Figures 7 and 8 compare E_1mA and α after application of a stress with initial values in accordance with sintering temperature. The stability can be absolutely estimated through the variations of E_1mA and α before and after application of a stress. The samples sintered at 800 and 825 °C exhibited a large variation of E_1mA, with ΔE_1mA/E_1mA = −97%, after application of a stress. In contrast, the sample sintered at 850 °C exhibited a low variation rate of E_1mA, with ΔE_1mA/E_1mA = −10.3%, after application of a stress. After application of a stress, the decreasing rate of α value exhibited nearly similar tendency to that of E_1mA. These samples sintered at 800 and 825 °C exhibited almost ohmic behavior with α = 1.1, after application of a stress. In contrast, the sample sintered at 850 °C exhibited a variation rate of α, with Δα/α = −50.2%, after application of a stress. However, a variation rate of α is never small.

Fig. 7

Behavior of breakdown field of the samples before and after application of a stress as a function of sintering temperature

Fig. 8

Behavior of nonlinear coefficient of the samples before and after application of a stress as a function of sintering temperature

In light of above-mentioned discussion, the sample sintered at 850 °C was found to exhibit the strongest stability against a DC stress of ZVMB varistor ceramics. The detailed E–J characteristic parameters before and after application of a stress to the samples sintered at various temperatures are summarized in Table 2.

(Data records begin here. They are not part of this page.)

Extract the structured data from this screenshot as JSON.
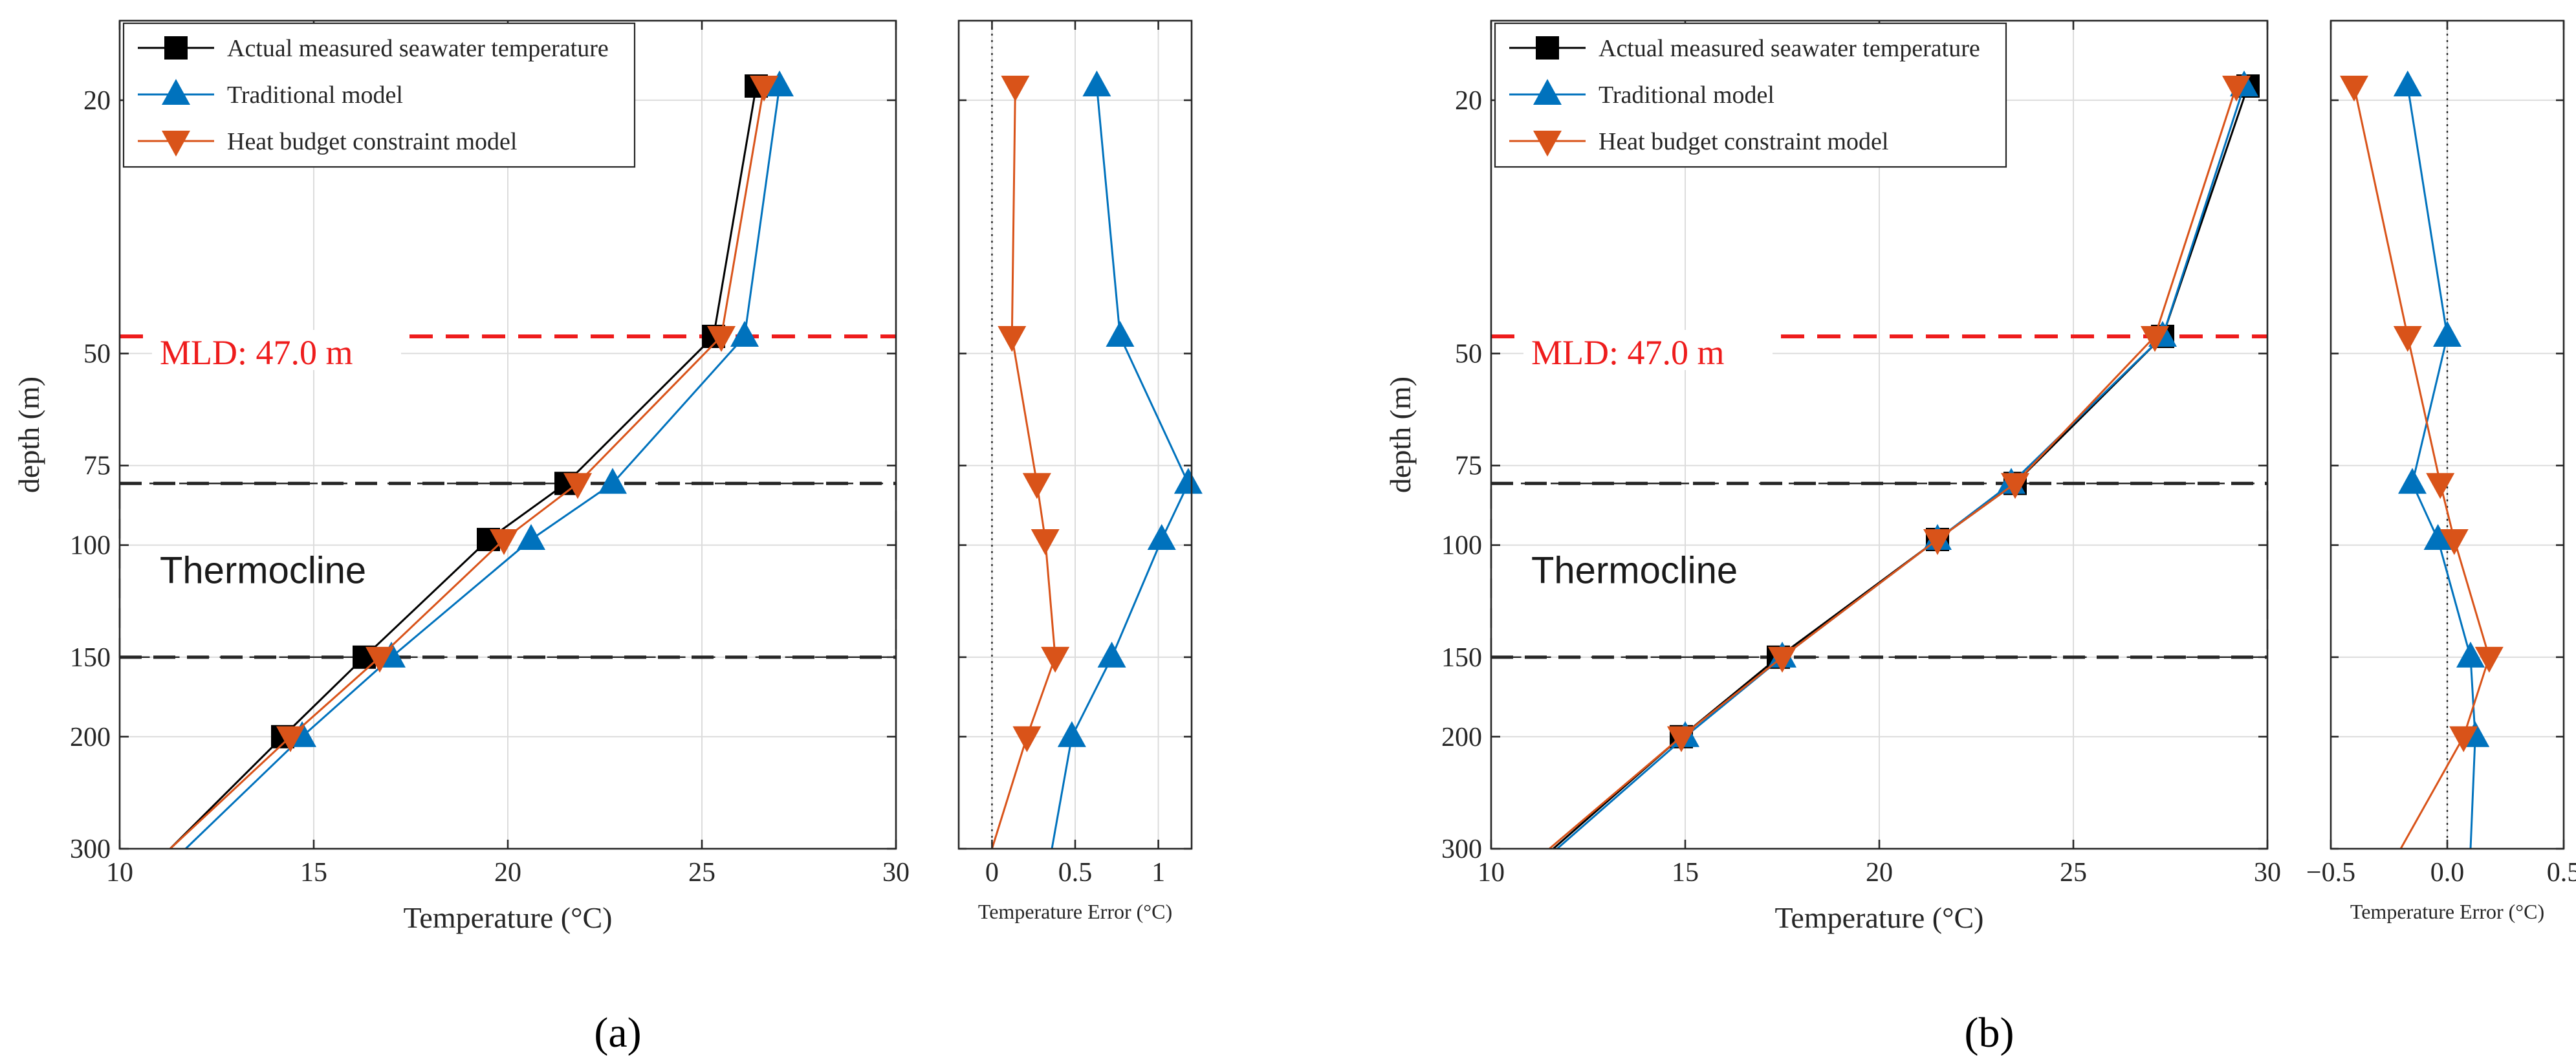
{
  "colors": {
    "measured": "#000000",
    "traditional": "#0072BD",
    "heat_budget": "#D95319",
    "mld_line": "#ee1c1c",
    "thermocline_box": "#262626"
  },
  "chart_data": [
    {
      "panel": "a",
      "type": "line",
      "xlabel": "Temperature (°C)",
      "ylabel": "depth (m)",
      "xlim": [
        10,
        30
      ],
      "xticks": [
        10,
        15,
        20,
        25,
        30
      ],
      "yaxis_scale": "log",
      "ylim": [
        15,
        300
      ],
      "yticks": [
        20,
        50,
        75,
        100,
        150,
        200,
        300
      ],
      "grid": true,
      "reversed_y": true,
      "legend": {
        "placement": "top-left",
        "entries": [
          "Actual measured seawater temperature",
          "Traditional model",
          "Heat budget constraint model"
        ]
      },
      "series": [
        {
          "name": "Actual measured seawater temperature",
          "marker": "square",
          "points": [
            [
              26.4,
              19
            ],
            [
              25.3,
              47
            ],
            [
              21.5,
              80
            ],
            [
              19.5,
              98
            ],
            [
              16.3,
              150
            ],
            [
              14.2,
              200
            ],
            [
              11.3,
              300
            ]
          ]
        },
        {
          "name": "Traditional model",
          "marker": "triangle-up",
          "points": [
            [
              27.0,
              19
            ],
            [
              26.1,
              47
            ],
            [
              22.7,
              80
            ],
            [
              20.6,
              98
            ],
            [
              17.0,
              150
            ],
            [
              14.7,
              200
            ],
            [
              11.7,
              300
            ]
          ]
        },
        {
          "name": "Heat budget constraint model",
          "marker": "triangle-down",
          "points": [
            [
              26.6,
              19
            ],
            [
              25.5,
              47
            ],
            [
              21.8,
              80
            ],
            [
              19.9,
              98
            ],
            [
              16.7,
              150
            ],
            [
              14.4,
              200
            ],
            [
              11.3,
              300
            ]
          ]
        }
      ],
      "mld": {
        "depth": 47,
        "label": "MLD: 47.0 m"
      },
      "thermocline": {
        "top": 80,
        "bottom": 150,
        "label": "Thermocline"
      },
      "error_panel": {
        "xlabel": "Temperature Error (°C)",
        "xlim": [
          -0.2,
          1.2
        ],
        "xticks": [
          0,
          0.5,
          1
        ],
        "xtick_labels": [
          "0",
          "0.5",
          "1"
        ],
        "zero_line": 0,
        "series": [
          {
            "name": "Traditional model",
            "marker": "triangle-up",
            "points": [
              [
                0.63,
                19
              ],
              [
                0.77,
                47
              ],
              [
                1.18,
                80
              ],
              [
                1.02,
                98
              ],
              [
                0.72,
                150
              ],
              [
                0.48,
                200
              ],
              [
                0.36,
                300
              ]
            ]
          },
          {
            "name": "Heat budget constraint model",
            "marker": "triangle-down",
            "points": [
              [
                0.14,
                19
              ],
              [
                0.12,
                47
              ],
              [
                0.27,
                80
              ],
              [
                0.32,
                98
              ],
              [
                0.38,
                150
              ],
              [
                0.21,
                200
              ],
              [
                0.0,
                300
              ]
            ]
          }
        ]
      }
    },
    {
      "panel": "b",
      "type": "line",
      "xlabel": "Temperature (°C)",
      "ylabel": "depth (m)",
      "xlim": [
        10,
        30
      ],
      "xticks": [
        10,
        15,
        20,
        25,
        30
      ],
      "yaxis_scale": "log",
      "ylim": [
        15,
        300
      ],
      "yticks": [
        20,
        50,
        75,
        100,
        150,
        200,
        300
      ],
      "grid": true,
      "reversed_y": true,
      "legend": {
        "placement": "top-left",
        "entries": [
          "Actual measured seawater temperature",
          "Traditional model",
          "Heat budget constraint model"
        ]
      },
      "series": [
        {
          "name": "Actual measured seawater temperature",
          "marker": "square",
          "points": [
            [
              29.5,
              19
            ],
            [
              27.3,
              47
            ],
            [
              23.5,
              80
            ],
            [
              21.5,
              98
            ],
            [
              17.4,
              150
            ],
            [
              14.9,
              200
            ],
            [
              11.6,
              300
            ]
          ]
        },
        {
          "name": "Traditional model",
          "marker": "triangle-up",
          "points": [
            [
              29.4,
              19
            ],
            [
              27.3,
              47
            ],
            [
              23.4,
              80
            ],
            [
              21.5,
              98
            ],
            [
              17.5,
              150
            ],
            [
              15.0,
              200
            ],
            [
              11.7,
              300
            ]
          ]
        },
        {
          "name": "Heat budget constraint model",
          "marker": "triangle-down",
          "points": [
            [
              29.2,
              19
            ],
            [
              27.1,
              47
            ],
            [
              23.5,
              80
            ],
            [
              21.5,
              98
            ],
            [
              17.5,
              150
            ],
            [
              14.9,
              200
            ],
            [
              11.5,
              300
            ]
          ]
        }
      ],
      "mld": {
        "depth": 47,
        "label": "MLD: 47.0 m"
      },
      "thermocline": {
        "top": 80,
        "bottom": 150,
        "label": "Thermocline"
      },
      "error_panel": {
        "xlabel": "Temperature Error (°C)",
        "xlim": [
          -0.5,
          0.5
        ],
        "xticks": [
          -0.5,
          0,
          0.5
        ],
        "xtick_labels": [
          "−0.5",
          "0.0",
          "0.5"
        ],
        "zero_line": 0,
        "series": [
          {
            "name": "Traditional model",
            "marker": "triangle-up",
            "points": [
              [
                -0.17,
                19
              ],
              [
                0.0,
                47
              ],
              [
                -0.15,
                80
              ],
              [
                -0.04,
                98
              ],
              [
                0.1,
                150
              ],
              [
                0.12,
                200
              ],
              [
                0.1,
                300
              ]
            ]
          },
          {
            "name": "Heat budget constraint model",
            "marker": "triangle-down",
            "points": [
              [
                -0.4,
                19
              ],
              [
                -0.17,
                47
              ],
              [
                -0.03,
                80
              ],
              [
                0.03,
                98
              ],
              [
                0.18,
                150
              ],
              [
                0.07,
                200
              ],
              [
                -0.2,
                300
              ]
            ]
          }
        ]
      }
    }
  ],
  "panel_labels": [
    "(a)",
    "(b)"
  ]
}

Table 2 Variation of breakdown field (E_1mA) and nonlinear coefficient (α) before and after application of a stress of the samples sintered at various temperatures

4 Conclusions

The effect of sintering temperature on microstructure, electrical properties, dielectric characteristics, and DC-accelerated aging behavior of ZVMB (ZnO-V₂O₅-Mn₃O₄-Bi₂O₃) varistor ceramics was investigated at the range of 800–875 °C. The average grain size increased the increase of sintering temperature and the sintered density exhibited the highest value at 850 °C. The breakdown field decreased due to the increase in the average grain size with the increase of sintering temperature. The nonlinear coefficient exhibited a maximum value (43.0) at 825 °C and a minimum value (19.8) at 875 °C. The ceramics sintered at 850 °C exhibited the strongest stability under DC-accelerated aging stress of 0.85 E_1mA/85 °C/24 h. As a result, the highest nonlinear properties and the strongest stability in ZVMB varistor ceramics were obtained at different sintering temperatures, respectively. The ceramics sintered at 850 °C have a high stability and good nonlinear properties. Therefore, it is necessary to study new additives that can noticeably improve the stability, when sintered at the vicinity of 850 °C in order to apply ZVMB ceramics to multilayered varistors with Ag as an inner electrode.